[geeks] Race Tracks

Charles Shannon Hendrix shannon at widomaker.com
Sun Apr 22 12:30:31 CDT 2007


Sat, 21 Apr 2007 @ 23:17 -0400, Sridhar Ayengar said:

> sammy ominsky wrote:
> >> In downstate New York, there have always been truck drivers who open
> >> their door when they see you coming.  Not cool.
> > 
> > Wow, that's seriously messed up.  What are they thinking?  Do they  
> > really intend murder?
> 
> I saw it happen.  It's *horrifying*.  The guy I saw who took the door in 
> his face didn't die, but he definitely would've needed to spend some 
> time in traction, and/or learning how to walk again.  And unfortunately, 
> the law sides with the truckers, because it's illegal to lane-split. 

Lane splitting is illegal around here, but I know that a couple of
people who deliberately ran a motorcycle and a car off the road by doing
that were put in jail.

Oh, yes, I've seen people lane split with cars.  

Usually the cars hit the shoulder, but I've seen several of the really
tiny cars go right down the middle.

At the same time, I do know a couple of times riders have hit doors, and
it realy wasn't the drivers fault.  When traffic is stopped, it is quite
common around here because of the large numbers of tunnels and bridges,
and because of heat, for drivers to check their vehicles when stopped.

This causes a lot of lane splitter accidents.

I think we should have one lane per vehicle, period. I think implied
double lanes should be marked, or signed. Most of them are left blank
and you have to memorize the rules.

Moving more aside, but related:

Locally we have roads, usually exit ramps, where there are two lane
lights or signs, and two lane exits, but no painted divider before them.
The road widens, and it is obvious by design that the single lane is
supposed to split into the two exits. VA Law also says that vehicles
should form two lines cooperatively.

The C-word pretty much guarantees disaster, but moving along...

The problem is VA law doesn't specifically list this as being legal.
Most cops do it themselves, but every once in awhile you get a Barney
Fife who will write you a ticket. The judge will almost always throw it
out, but it sucks to bother with it. Fortunately ticket are rare.

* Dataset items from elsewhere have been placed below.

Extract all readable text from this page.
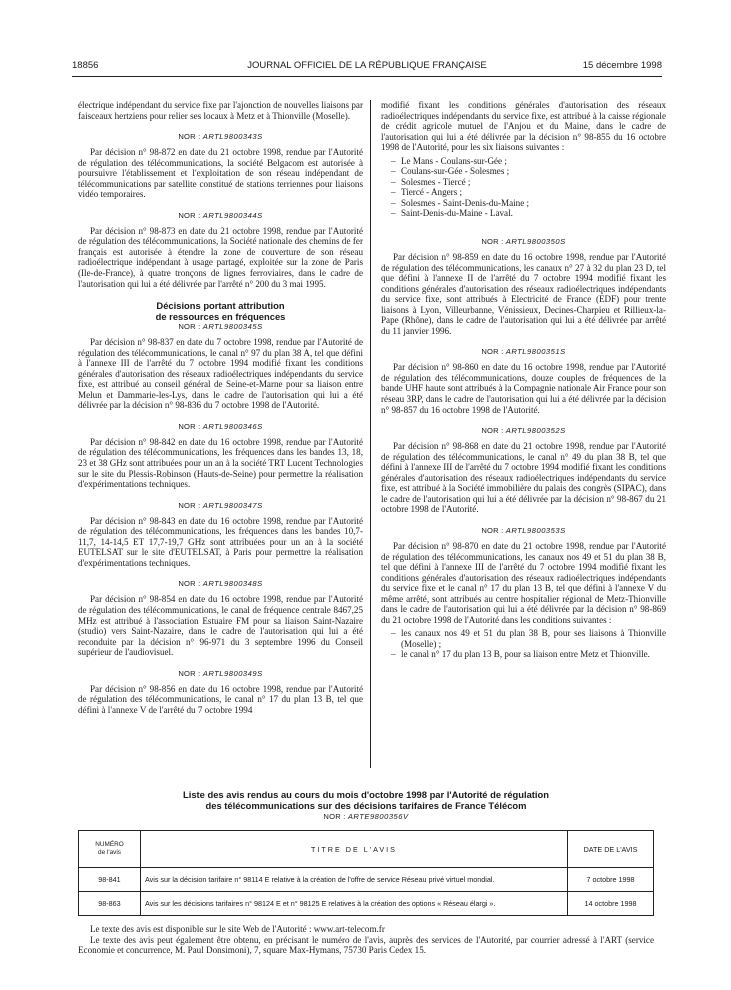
18856	JOURNAL OFFICIEL DE LA RÉPUBLIQUE FRANÇAISE	15 décembre 1998

électrique indépendant du service fixe par l'ajonction de nouvelles liaisons par faisceaux hertziens pour relier ses locaux à Metz et à Thionville (Moselle).

NOR : ARTL9800343S

Par décision n° 98-872 en date du 21 octobre 1998, rendue par l'Autorité de régulation des télécommunications, la société Belgacom est autorisée à poursuivre l'établissement et l'exploitation de son réseau indépendant de télécommunications par satellite constitué de stations terriennes pour liaisons vidéo temporaires.

NOR : ARTL9800344S

Par décision n° 98-873 en date du 21 octobre 1998, rendue par l'Autorité de régulation des télécommunications, la Société nationale des chemins de fer français est autorisée à étendre la zone de couverture de son réseau radioélectrique indépendant à usage partagé, exploitée sur la zone de Paris (Ile-de-France), à quatre tronçons de lignes ferroviaires, dans le cadre de l'autorisation qui lui a été délivrée par l'arrêté n° 200 du 3 mai 1995.

Décisions portant attribution
de ressources en fréquences
NOR : ARTL9800345S

Par décision n° 98-837 en date du 7 octobre 1998, rendue par l'Autorité de régulation des télécommunications, le canal n° 97 du plan 38 A, tel que défini à l'annexe III de l'arrêté du 7 octobre 1994 modifié fixant les conditions générales d'autorisation des réseaux radioélectriques indépendants du service fixe, est attribué au conseil général de Seine-et-Marne pour sa liaison entre Melun et Dammarie-les-Lys, dans le cadre de l'autorisation qui lui a été délivrée par la décision n° 98-836 du 7 octobre 1998 de l'Autorité.

NOR : ARTL9800346S

Par décision n° 98-842 en date du 16 octobre 1998, rendue par l'Autorité de régulation des télécommunications, les fréquences dans les bandes 13, 18, 23 et 38 GHz sont attribuées pour un an à la société TRT Lucent Technologies sur le site du Plessis-Robinson (Hauts-de-Seine) pour permettre la réalisation d'expérimentations techniques.

NOR : ARTL9800347S

Par décision n° 98-843 en date du 16 octobre 1998, rendue par l'Autorité de régulation des télécommunications, les fréquences dans les bandes 10,7-11,7, 14-14,5 ET 17,7-19,7 GHz sont attribuées pour un an à la société EUTELSAT sur le site d'EUTELSAT, à Paris pour permettre la réalisation d'expérimentations techniques.

NOR : ARTL9800348S

Par décision n° 98-854 en date du 16 octobre 1998, rendue par l'Autorité de régulation des télécommunications, le canal de fréquence centrale 8467,25 MHz est attribué à l'association Estuaire FM pour sa liaison Saint-Nazaire (studio) vers Saint-Nazaire, dans le cadre de l'autorisation qui lui a été reconduite par la décision n° 96-971 du 3 septembre 1996 du Conseil supérieur de l'audiovisuel.

NOR : ARTL9800349S

Par décision n° 98-856 en date du 16 octobre 1998, rendue par l'Autorité de régulation des télécommunications, le canal n° 17 du plan 13 B, tel que défini à l'annexe V de l'arrêté du 7 octobre 1994

modifié fixant les conditions générales d'autorisation des réseaux radioélectriques indépendants du service fixe, est attribué à la caisse régionale de crédit agricole mutuel de l'Anjou et du Maine, dans le cadre de l'autorisation qui lui a été délivrée par la décision n° 98-855 du 16 octobre 1998 de l'Autorité, pour les six liaisons suivantes :

– Le Mans - Coulans-sur-Gée ;
– Coulans-sur-Gée - Solesmes ;
– Solesmes - Tiercé ;
– Tiercé - Angers ;
– Solesmes - Saint-Denis-du-Maine ;
– Saint-Denis-du-Maine - Laval.
NOR : ARTL9800350S

Par décision n° 98-859 en date du 16 octobre 1998, rendue par l'Autorité de régulation des télécommunications, les canaux n° 27 à 32 du plan 23 D, tel que défini à l'annexe II de l'arrêté du 7 octobre 1994 modifié fixant les conditions générales d'autorisation des réseaux radioélectriques indépendants du service fixe, sont attribués à Electricité de France (EDF) pour trente liaisons à Lyon, Villeurbanne, Vénissieux, Decines-Charpieu et Rillieux-la-Pape (Rhône), dans le cadre de l'autorisation qui lui a été délivrée par arrêté du 11 janvier 1996.

NOR : ARTL9800351S

Par décision n° 98-860 en date du 16 octobre 1998, rendue par l'Autorité de régulation des télécommunications, douze couples de fréquences de la bande UHF haute sont attribués à la Compagnie nationale Air France pour son réseau 3RP, dans le cadre de l'autorisation qui lui a été délivrée par la décision n° 98-857 du 16 octobre 1998 de l'Autorité.

NOR : ARTL9800352S

Par décision n° 98-868 en date du 21 octobre 1998, rendue par l'Autorité de régulation des télécommunications, le canal n° 49 du plan 38 B, tel que défini à l'annexe III de l'arrêté du 7 octobre 1994 modifié fixant les conditions générales d'autorisation des réseaux radioélectriques indépendants du service fixe, est attribué à la Société immobilière du palais des congrès (SIPAC), dans le cadre de l'autorisation qui lui a été délivrée par la décision n° 98-867 du 21 octobre 1998 de l'Autorité.

NOR : ARTL9800353S

Par décision n° 98-870 en date du 21 octobre 1998, rendue par l'Autorité de régulation des télécommunications, les canaux nos 49 et 51 du plan 38 B, tel que défini à l'annexe III de l'arrêté du 7 octobre 1994 modifié fixant les conditions générales d'autorisation des réseaux radioélectriques indépendants du service fixe et le canal n° 17 du plan 13 B, tel que défini à l'annexe V du même arrêté, sont attribués au centre hospitalier régional de Metz-Thionville dans le cadre de l'autorisation qui lui a été délivrée par la décision n° 98-869 du 21 octobre 1998 de l'Autorité dans les conditions suivantes :

– les canaux nos 49 et 51 du plan 38 B, pour ses liaisons à Thionville (Moselle) ;
– le canal n° 17 du plan 13 B, pour sa liaison entre Metz et Thionville.
Liste des avis rendus au cours du mois d'octobre 1998 par l'Autorité de régulation
des télécommunications sur des décisions tarifaires de France Télécom
NOR : ARTE9800356V
NUMÉRO
de l'avis	TITRE DE L'AVIS	DATE DE L'AVIS
98-841	Avis sur la décision tarifaire n° 98114 E relative à la création de l'offre de service Réseau privé virtuel mondial.	7 octobre 1998
98-863	Avis sur les décisions tarifaires n° 98124 E et n° 98125 E relatives à la création des options « Réseau élargi ».	14 octobre 1998

Le texte des avis est disponible sur le site Web de l'Autorité : www.art-telecom.fr

Le texte des avis peut également être obtenu, en précisant le numéro de l'avis, auprès des services de l'Autorité, par courrier adressé à l'ART (service Economie et concurrence, M. Paul Donsimoni), 7, square Max-Hymans, 75730 Paris Cedex 15.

However, it causes other problems.

It confuses a lot of drivers. I can't believe that the city/state saves
much money on paint by not marking a few hundred feet of road or at
least putting up a sign.

Then, related to opening doors to hit riders on purpose, some people
become traffic vigilantes and try to block you from using both exits.

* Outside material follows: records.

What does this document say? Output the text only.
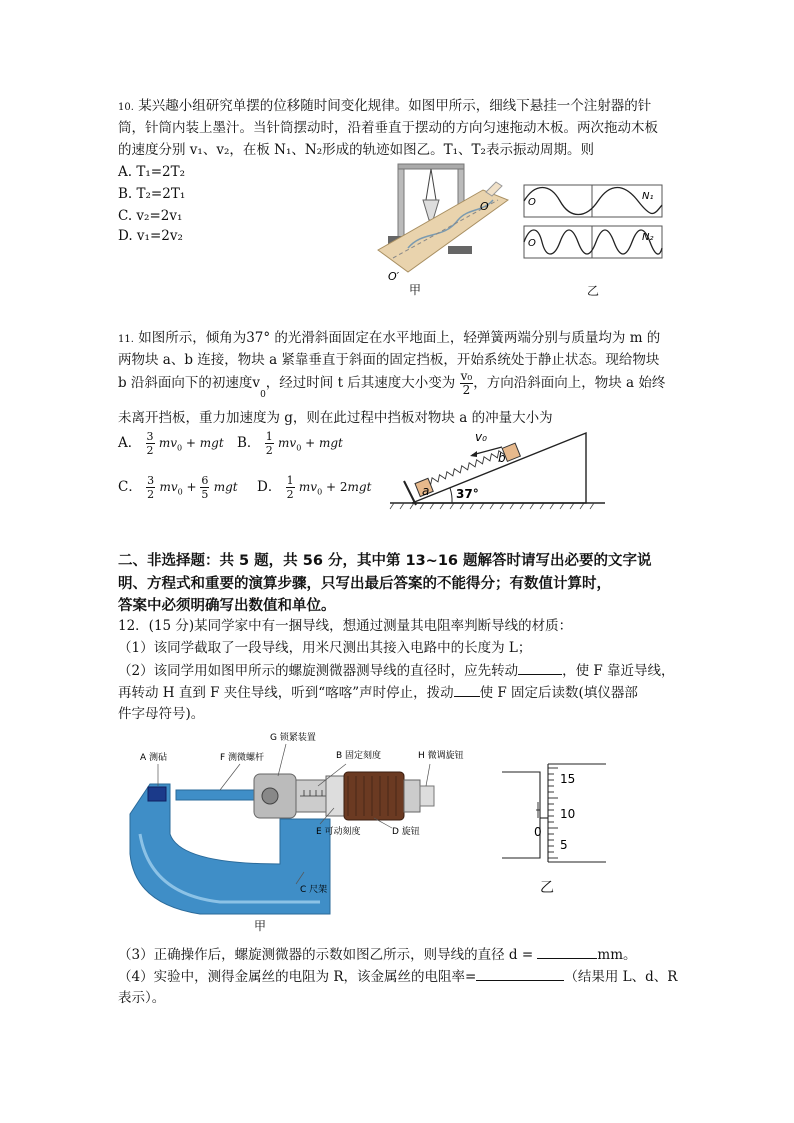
10. 某兴趣小组研究单摆的位移随时间变化规律。如图甲所示，细线下悬挂一个注射器的针
筒，针筒内装上墨汁。当针筒摆动时，沿着垂直于摆动的方向匀速拖动木板。两次拖动木板
的速度分别 v₁、v₂，在板 N₁、N₂形成的轨迹如图乙。T₁、T₂表示振动周期。则
A. T₁=2T₂
B. T₂=2T₁
C. v₂=2v₁
D. v₁=2v₂
O
O′
甲
O
N₁
O
N₂
乙
11. 如图所示，倾角为37° 的光滑斜面固定在水平地面上，轻弹簧两端分别与质量均为 m 的
两物块 a、b 连接，物块 a 紧靠垂直于斜面的固定挡板，开始系统处于静止状态。现给物块
b 沿斜面向下的初速度$v_0$，经过时间 t 后其速度大小变为 $\frac{\text{v₀}}{2}$ ，方向沿斜面向上，物块 a 始终
未离开挡板，重力加速度为 g，则在此过程中挡板对物块 a 的冲量大小为
A． $\frac{3}{2} mv_0$ + mgt B． $\frac{1}{2} mv_0$ + mgt
C． $\frac{3}{2} mv_0 + \frac{6}{5}$ mgt D． $\frac{1}{2} mv_0 + 2mgt$	a
b
v₀
37°
二、非选择题：共 5 题，共 56 分，其中第 13~16 题解答时请写出必要的文字说
明、方程式和重要的演算步骤，只写出最后答案的不能得分；有数值计算时，
答案中必须明确写出数值和单位。
12．(15 分)某同学家中有一捆导线，想通过测量其电阻率判断导线的材质：
（1）该同学截取了一段导线，用米尺测出其接入电路中的长度为 L；
（2）该同学用如图甲所示的螺旋测微器测导线的直径时，应先转动	，使 F 靠近导线，
再转动 H 直到 F 夹住导线，听到“喀喀”声时停止，拨动 使 F 固定后读数(填仪器部
件字母符号)。
A 测砧	F 测微螺杆
G 锁紧装置
B 固定刻度	H 微调旋钮
E 可动刻度	D 旋钮
C 尺架
甲
15
10
5
0
乙
（3）正确操作后，螺旋测微器的示数如图乙所示，则导线的直径 d =	mm。
（4）实验中，测得金属丝的电阻为 R，该金属丝的电阻率=	（结果用 L、d、R
表示）。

If there are two lights, both indicating opposite directions, and two
exit lanes, what makes them think you should stay single file when the
road clearly doubles in width to accomodate filtering?

Then again... there *IS* only one lane marked, so some confusion is
understandable.

Traffic is bad enough without this kind of stupidity.

I don't know what Europe and the UK is like, or a lot of other states,
but locally one of our biggest problems was the elimination of traffic
bureaus many years back, most in the 1970s.

Our police departments used to have special units called traffic
bureaus, and they not only enforced traffic law, but they also designed
roads, evaluated existing roads, and gave feeback for changes in policy
and law, as well as road design. They went to school and studied physics
and other sciences to back up their forensics work.

Now most cops rarely bother with a full investigation of an accident,
and some clearly don't know how to work them.